Below are some key themes, highlights, and conclusions from the shows:

 

  • AI Has Statistically Jumped the Chasm
    Gartner reported significant growth and penetration of AI over a 10-month span. 59% of enterprises reported having AI projects in pilot or in production in January of 2024, up from 19% in March of the prior year.  

 

  • There Is a Growing Range of AI Use Cases
    IT Office Management (17%), Call Centers (15%) and Marketing Automation (14%) are the top departments using AI. Most use cases are for internal optimization as many enterprises remain concerned with using AI for external facing communications due to inaccuracies and hallucinations. There is strong confidence, however, that these concerns will be resolved with broader use of guard railing technology and use of clean and proprietary data (vs public based data). Proprietary, industry and company specific small and medium sized language models (SLMs & MLMs) will proliferate alongside more public LLMs. NLU/NLP based Voice Bots are replacing less flexible IVRs and voice interfaces will continue to develop alongside digital text/chat bots. Specific AI enterprise use cases include meeting summarizations (think Copilot) and CRM auto populating in addition to Call Centers use of Supervisor Assist, Agent Assist and Next Best Action offerings.

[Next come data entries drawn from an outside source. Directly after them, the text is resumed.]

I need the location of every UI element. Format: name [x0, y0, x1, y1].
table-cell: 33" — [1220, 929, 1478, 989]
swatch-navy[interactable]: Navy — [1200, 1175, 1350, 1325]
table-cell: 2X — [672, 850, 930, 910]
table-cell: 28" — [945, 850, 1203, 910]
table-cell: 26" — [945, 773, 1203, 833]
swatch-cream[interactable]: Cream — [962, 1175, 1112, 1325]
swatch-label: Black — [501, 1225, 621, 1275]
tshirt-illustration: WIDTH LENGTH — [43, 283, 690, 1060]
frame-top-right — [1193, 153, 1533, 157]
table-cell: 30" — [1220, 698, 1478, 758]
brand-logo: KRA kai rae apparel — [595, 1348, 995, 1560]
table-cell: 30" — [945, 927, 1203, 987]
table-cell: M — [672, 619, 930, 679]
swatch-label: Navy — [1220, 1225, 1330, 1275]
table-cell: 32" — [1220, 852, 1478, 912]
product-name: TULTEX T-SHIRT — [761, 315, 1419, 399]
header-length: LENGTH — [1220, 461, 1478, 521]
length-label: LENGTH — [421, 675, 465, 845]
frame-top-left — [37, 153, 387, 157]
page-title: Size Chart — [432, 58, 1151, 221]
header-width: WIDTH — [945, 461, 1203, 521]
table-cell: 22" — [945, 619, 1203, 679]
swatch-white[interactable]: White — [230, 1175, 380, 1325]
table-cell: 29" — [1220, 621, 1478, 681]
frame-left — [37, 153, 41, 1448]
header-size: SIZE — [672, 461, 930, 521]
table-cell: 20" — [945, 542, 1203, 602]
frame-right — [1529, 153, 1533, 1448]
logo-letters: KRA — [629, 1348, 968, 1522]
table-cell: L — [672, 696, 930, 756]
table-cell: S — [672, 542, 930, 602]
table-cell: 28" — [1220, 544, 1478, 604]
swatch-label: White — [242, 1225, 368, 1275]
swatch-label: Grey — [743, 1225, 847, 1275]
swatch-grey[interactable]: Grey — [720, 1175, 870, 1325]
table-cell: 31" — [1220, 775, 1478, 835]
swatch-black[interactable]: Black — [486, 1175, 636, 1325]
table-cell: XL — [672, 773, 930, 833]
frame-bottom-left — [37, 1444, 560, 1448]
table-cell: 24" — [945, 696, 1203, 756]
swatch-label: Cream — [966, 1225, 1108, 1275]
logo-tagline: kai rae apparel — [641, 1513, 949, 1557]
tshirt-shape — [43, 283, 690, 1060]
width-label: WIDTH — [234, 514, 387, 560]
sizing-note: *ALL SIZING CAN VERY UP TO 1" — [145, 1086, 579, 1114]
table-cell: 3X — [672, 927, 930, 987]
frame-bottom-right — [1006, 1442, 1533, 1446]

    Demand for cloud-based AI based solutions and virtual assistants are growing faster than cloud infrastructure can be rolled out. Enterprises want AI applications NOW despite not yet having fully deployed cloud infrastructure. To twist a phrase, many enterprises need to fly in the AI future while they are still building the cloud infrastructure plane. This dynamic will create interesting tradeoffs and result in mixed technology and hybrid systems for the foreseeable future.

 

  • Security Issues and Data Breaches Are an Epidemic for Large and Small Businesses
    Over 80% of enterprises have experienced fraud, spam and phishing breaches and 40% of those breaches have come via public Wifi networks which are a key connection point for many enterprises. Enterprise fraud and breaches were reported to be a bigger business than the illegal drug trade in the USA. Over $2B in CX infrastructure was sold for illegal hacking which enabled the expanding ransomware industry. While big company breaches and ransoms with multi-million-dollar implications (see MGM and Caesars) get the headlines, ransom demands of SMBs are also exploding with ransoms ranging from $10s to $100s of thousands depending on a firm’s revenue. Improved security technology and techniques such as the use of biometrics and digital pass keys native on our smartphones are inevitable.

 

  • Best of Breed vs Best of Suite Approaches Continue to Be Debated
    Enterprises continue to look for optimal strategies to rationalize budgets and launch new solutions. Large enterprises want to keep dual vendor approaches but also want one single throat to choke. SMBs do not need all the bells and whistles of a single infrastructure with a full suite of integrated solutions but struggle with resources to manage and integrate multiple vendors. Related to this conundrum, many enterprises over spent during C19 on software licenses for the WFH employees and now need to re-evaluate and rationalize licenses.

 

  • Hybrid Environments Drive Need for Cross Platform Monitoring, Maintenance and Collaboration
    Both trade shows featured and emphasized technologies that facilitate and help enterprises manage multiple vendor technologies and silos. For example, Mio, MicroCall, and Theta Lake all demonstrated solutions that work across multiple communication platforms and infrastructures.

 

March was not boring. It never is. And this year’s show focus on AI and Security in the technology industry should captivate all of our attention for the foreseeable future.